As many of my readers know, Senate Bill 1196 amended Florida Statute Section 718.116(1)(b) to provide that a first mortgagee or its successor or assignee who acquires title to a condominium unit by foreclosure or by deed in lieu of foreclosure is required to pay the unpaid assessments that became due before the mortgagee’s acquiring title in an amount equal to the lesser of:

  1. the unit’s unpaid common expenses and regular periodic assessments which accrued or became due during the 12 months immediately preceding the acquisition of title and for which payment in full has not been received by the association; or
  2. one percent of the original mortgage debt

The provisions of amended F.S. Section 718.116(1)(b) may not apply in certain situations where the first mortgagee fails to join the association as a party in the foreclosure action.

Prior to SB 1196, a condominium association was only entitled to the lesser of 6 months’ unpaid common expenses and regular periodic assessments or one percent of the original mortgage debt.

With this amendment, condominium associations find themselves granted the same relief as mandatory homeowners associations–the latter through the provisions of F.S. Section 720.3085.

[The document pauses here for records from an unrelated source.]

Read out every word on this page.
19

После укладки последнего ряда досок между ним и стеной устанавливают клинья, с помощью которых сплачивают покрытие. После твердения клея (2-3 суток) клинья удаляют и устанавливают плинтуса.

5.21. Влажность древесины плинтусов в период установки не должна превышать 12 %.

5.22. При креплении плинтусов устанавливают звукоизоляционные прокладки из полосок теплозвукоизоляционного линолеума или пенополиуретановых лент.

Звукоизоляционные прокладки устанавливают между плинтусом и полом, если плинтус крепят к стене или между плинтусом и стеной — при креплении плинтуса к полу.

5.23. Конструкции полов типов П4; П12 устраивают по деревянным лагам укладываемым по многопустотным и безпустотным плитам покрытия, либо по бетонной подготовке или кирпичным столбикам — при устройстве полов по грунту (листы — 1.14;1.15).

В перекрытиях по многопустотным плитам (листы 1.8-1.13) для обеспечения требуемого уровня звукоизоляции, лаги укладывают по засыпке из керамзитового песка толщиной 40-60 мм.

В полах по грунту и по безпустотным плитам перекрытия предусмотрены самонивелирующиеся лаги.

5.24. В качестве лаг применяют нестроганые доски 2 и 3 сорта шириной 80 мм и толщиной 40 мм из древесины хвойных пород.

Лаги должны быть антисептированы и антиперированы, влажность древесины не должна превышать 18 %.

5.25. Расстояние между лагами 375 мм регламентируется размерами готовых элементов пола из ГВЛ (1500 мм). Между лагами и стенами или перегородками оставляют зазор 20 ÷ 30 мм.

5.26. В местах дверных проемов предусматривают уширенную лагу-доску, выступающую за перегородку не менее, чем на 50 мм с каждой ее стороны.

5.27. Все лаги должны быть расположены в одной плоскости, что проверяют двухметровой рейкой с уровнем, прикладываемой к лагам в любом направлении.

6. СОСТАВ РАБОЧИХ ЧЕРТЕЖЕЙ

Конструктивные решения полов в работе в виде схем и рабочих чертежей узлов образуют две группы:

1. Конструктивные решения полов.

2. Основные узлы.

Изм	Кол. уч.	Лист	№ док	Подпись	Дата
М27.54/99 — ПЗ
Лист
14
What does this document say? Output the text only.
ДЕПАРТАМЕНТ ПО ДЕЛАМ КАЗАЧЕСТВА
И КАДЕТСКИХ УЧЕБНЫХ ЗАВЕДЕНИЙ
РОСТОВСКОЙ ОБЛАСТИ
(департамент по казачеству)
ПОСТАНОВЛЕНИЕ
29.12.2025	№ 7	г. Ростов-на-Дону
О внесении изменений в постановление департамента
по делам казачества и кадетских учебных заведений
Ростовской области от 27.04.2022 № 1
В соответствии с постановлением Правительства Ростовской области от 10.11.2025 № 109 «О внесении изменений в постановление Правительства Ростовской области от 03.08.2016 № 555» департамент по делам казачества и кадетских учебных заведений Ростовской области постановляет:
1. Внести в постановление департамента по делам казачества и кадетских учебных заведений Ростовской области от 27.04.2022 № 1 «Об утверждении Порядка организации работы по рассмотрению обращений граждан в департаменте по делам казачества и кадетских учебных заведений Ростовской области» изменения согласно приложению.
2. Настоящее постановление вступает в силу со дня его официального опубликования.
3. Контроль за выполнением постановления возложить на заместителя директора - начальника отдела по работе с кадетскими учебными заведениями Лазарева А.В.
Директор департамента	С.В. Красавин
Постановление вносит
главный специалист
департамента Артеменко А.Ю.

What about cooperative associations?

I’ve searched through Chapter 719 (which governs cooperatives) and SB 1196 and can find no language that either establishes or limits the liability of any one acquiring title to a cooperative unit by foreclosure or by an assignment in lieu of foreclosure for unpaid common expenses or regular periodic assessments owed to the cooperative association.

This is one of many examples of the differences between Chapters 718, 719, and 720 of the Florida Statutes. 

When it comes to resident owned communities, one size truly does not fit all and a board or manager should consult with the association’s attorney when dealing with these unpaid assessments–especially if the ROC is a cooperative.